Ce vol ne pouvait être long-temps ignoré ; dès le jour suivant, on s’en aperçut. Le tonnerre fût tombé sur la police, qu’elle eut été moins bouleversée qu’à la nouvelle de cet événement : pénétrer jusque dans le sanctuaire des saints ! Le fait paraissait si extraordinaire qu’on le révoquait en doute. Pourtant il était évident qu’un vol avait eu lieu ; à qui l’attribuer ? Tous les soupçons planaient sur des employés, tantôt sur l’un tantôt sur l’autre, lorsque Beaumont, trahi par un de ses amis, fut arrêté et condamné une seconde fois. Le vol qu’il avait commis pouvait être évalué à quelques centaines de mille francs, on en retrouva sur lui la plus grande partie : « Il y avait là, disait-il, de quoi devenir honnête homme. Je le serais devenu : c’est si aisé quand on est riche : pourtant, combien de riches ne sont que des coquins ! » Ces paroles furent les seules qu’il proféra, lorsqu’on se saisit de sa personne. Cet étonnant voleur fut conduit à Brest, où, à la suite d’une demi douzaine d’évasions qui n’avaient abouti qu’à le faire serrer de plus près, il est mort dans un affreux état d’épuisement.
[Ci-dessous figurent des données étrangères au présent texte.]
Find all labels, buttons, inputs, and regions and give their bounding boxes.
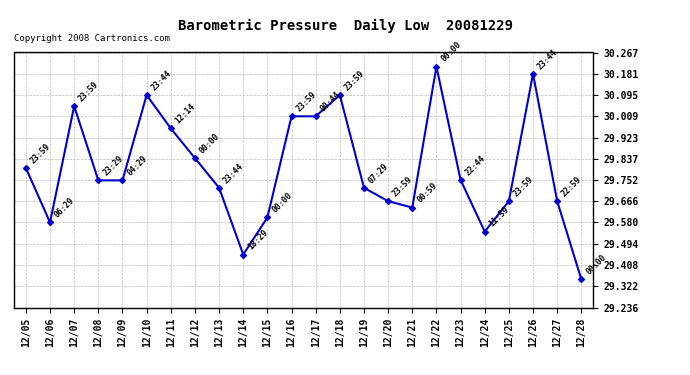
Text: 00:00: 00:00 [440,40,463,64]
Text: 23:59: 23:59 [343,69,366,92]
Text: 00:59: 00:59 [415,181,439,205]
Text: 00:00: 00:00 [270,191,294,215]
Text: 23:44: 23:44 [150,69,173,92]
Text: 12:14: 12:14 [174,102,197,126]
Text: 22:44: 22:44 [464,153,487,177]
Text: 06:29: 06:29 [53,196,77,220]
Text: Copyright 2008 Cartronics.com: Copyright 2008 Cartronics.com [14,34,170,43]
Text: 11:59: 11:59 [488,205,511,229]
Text: 23:44: 23:44 [222,161,246,185]
Text: 23:59: 23:59 [77,80,101,104]
Text: 00:44: 00:44 [319,90,342,114]
Text: 07:29: 07:29 [367,161,391,185]
Text: 23:29: 23:29 [101,154,125,178]
Text: 23:59: 23:59 [512,175,535,198]
Text: 04:29: 04:29 [126,154,149,178]
Text: 23:59: 23:59 [391,175,415,198]
Text: 23:44: 23:44 [536,47,560,71]
Text: 23:59: 23:59 [295,90,318,114]
Text: Barometric Pressure  Daily Low  20081229: Barometric Pressure Daily Low 20081229 [177,19,513,33]
Text: 22:59: 22:59 [560,175,584,198]
Text: 18:29: 18:29 [246,228,270,252]
Text: 00:00: 00:00 [584,253,608,276]
Text: 00:00: 00:00 [198,132,221,155]
Text: 23:59: 23:59 [29,142,52,165]
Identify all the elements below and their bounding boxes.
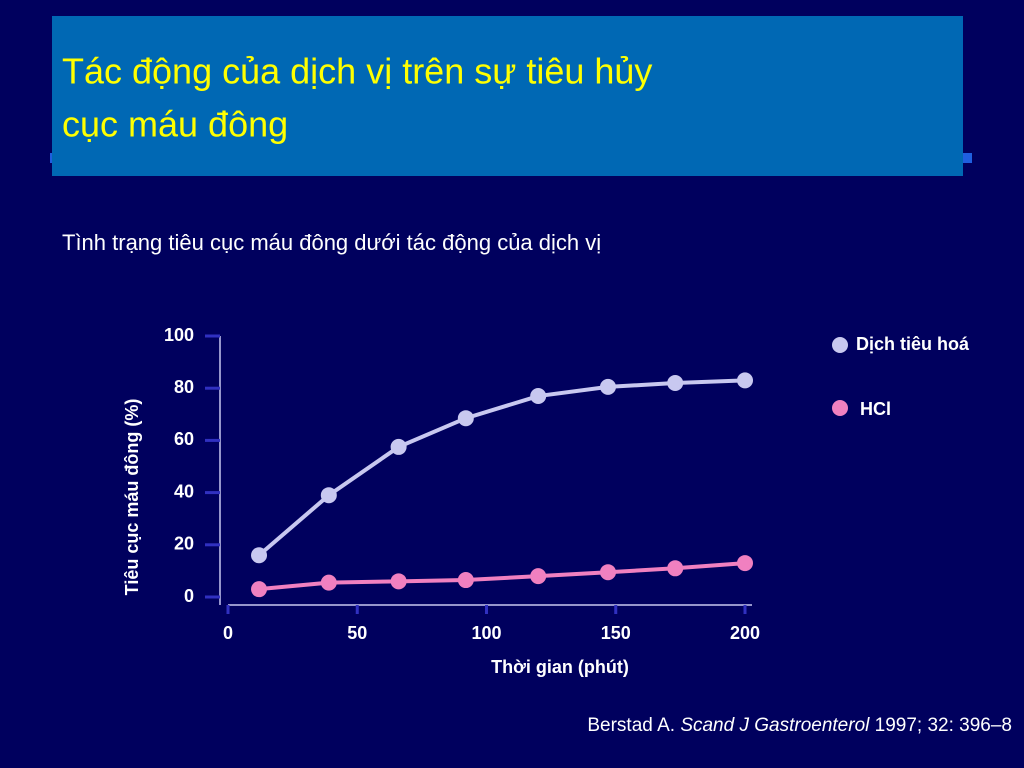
title-box — [52, 16, 963, 176]
series-line — [258, 561, 746, 592]
data-point — [320, 487, 337, 504]
data-point — [320, 574, 337, 591]
data-point — [390, 573, 407, 590]
legend-label: HCl — [860, 399, 891, 419]
data-point — [457, 572, 474, 589]
data-point — [737, 555, 753, 572]
legend-label: Dịch tiêu hoá — [856, 334, 970, 354]
citation-author: Berstad A. — [587, 715, 675, 736]
data-point — [667, 374, 684, 391]
legend-marker — [832, 337, 848, 353]
chart-title: Tình trạng tiêu cục máu đông dưới tác độ… — [62, 230, 601, 255]
x-tick-label: 150 — [601, 623, 631, 643]
slide-title: Tác động của dịch vị trên sự tiêu hủy — [62, 51, 652, 92]
citation-details: 1997; 32: 396–8 — [875, 715, 1012, 736]
citation: Berstad A. Scand J Gastroenterol 1997; 3… — [587, 715, 1012, 736]
data-point — [667, 560, 684, 577]
data-point — [390, 438, 407, 455]
x-tick-label: 0 — [223, 623, 233, 643]
x-tick-label: 100 — [471, 623, 501, 643]
x-axis-label: Thời gian (phút) — [491, 657, 629, 677]
y-tick-label: 80 — [174, 377, 194, 397]
data-point — [599, 378, 616, 395]
y-tick-label: 60 — [174, 429, 194, 449]
citation-journal: Scand J Gastroenterol — [680, 715, 870, 736]
data-point — [530, 568, 547, 585]
y-tick-label: 0 — [184, 586, 194, 606]
y-tick-label: 40 — [174, 481, 194, 501]
x-tick-label: 200 — [730, 623, 760, 643]
y-tick-label: 100 — [164, 325, 194, 345]
series-line — [257, 378, 746, 557]
data-point — [251, 547, 268, 564]
y-tick-label: 20 — [174, 534, 194, 554]
data-point — [251, 581, 268, 598]
data-point — [530, 388, 547, 405]
data-point — [599, 564, 616, 581]
legend-marker — [832, 400, 848, 416]
x-tick-label: 50 — [347, 623, 367, 643]
slide-title: cục máu đông — [62, 104, 288, 145]
y-axis-label: Tiêu cục máu đông (%) — [122, 399, 142, 596]
data-point — [457, 410, 474, 427]
data-point — [737, 372, 753, 389]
Beaumont jouissait parmi les voleurs d’une réputation colossale ; et aujourd’hui encore, lorsqu’un fanfaron se vante de ses hauts-faits : « Tais-toi donc, lui dit-on, tu n’es pas digne de dénouer les cordons des souliers de Beaumont. » En effet, avoir volé la police, n’était-ce pas le comble de l’adresse ? Un vol de cette espèce n’est-il pas le chef-d’œuvre du genre, et peut-il se faire qu’aux yeux des amateurs, son auteur ne soit pas un héros ? qui oserait se comparer à lui ? Beaumont avait volé la police ! ! ! Pends-toi brave Crillon ! pends-toi Coignard, pendez-vous Pertruisard, pendez-vous Collet, près de lui vous n’êtes que de la Saint-Jean. Qu’est-ce, d’avoir volé des états de service, de s’être emparé du trésor de l’armée du Rhin, d’avoir enlevé la caisse d’une mission ? Beaumont avait volé la Police, pendez-vous, sinon allez en Angleterre… on vous pendra.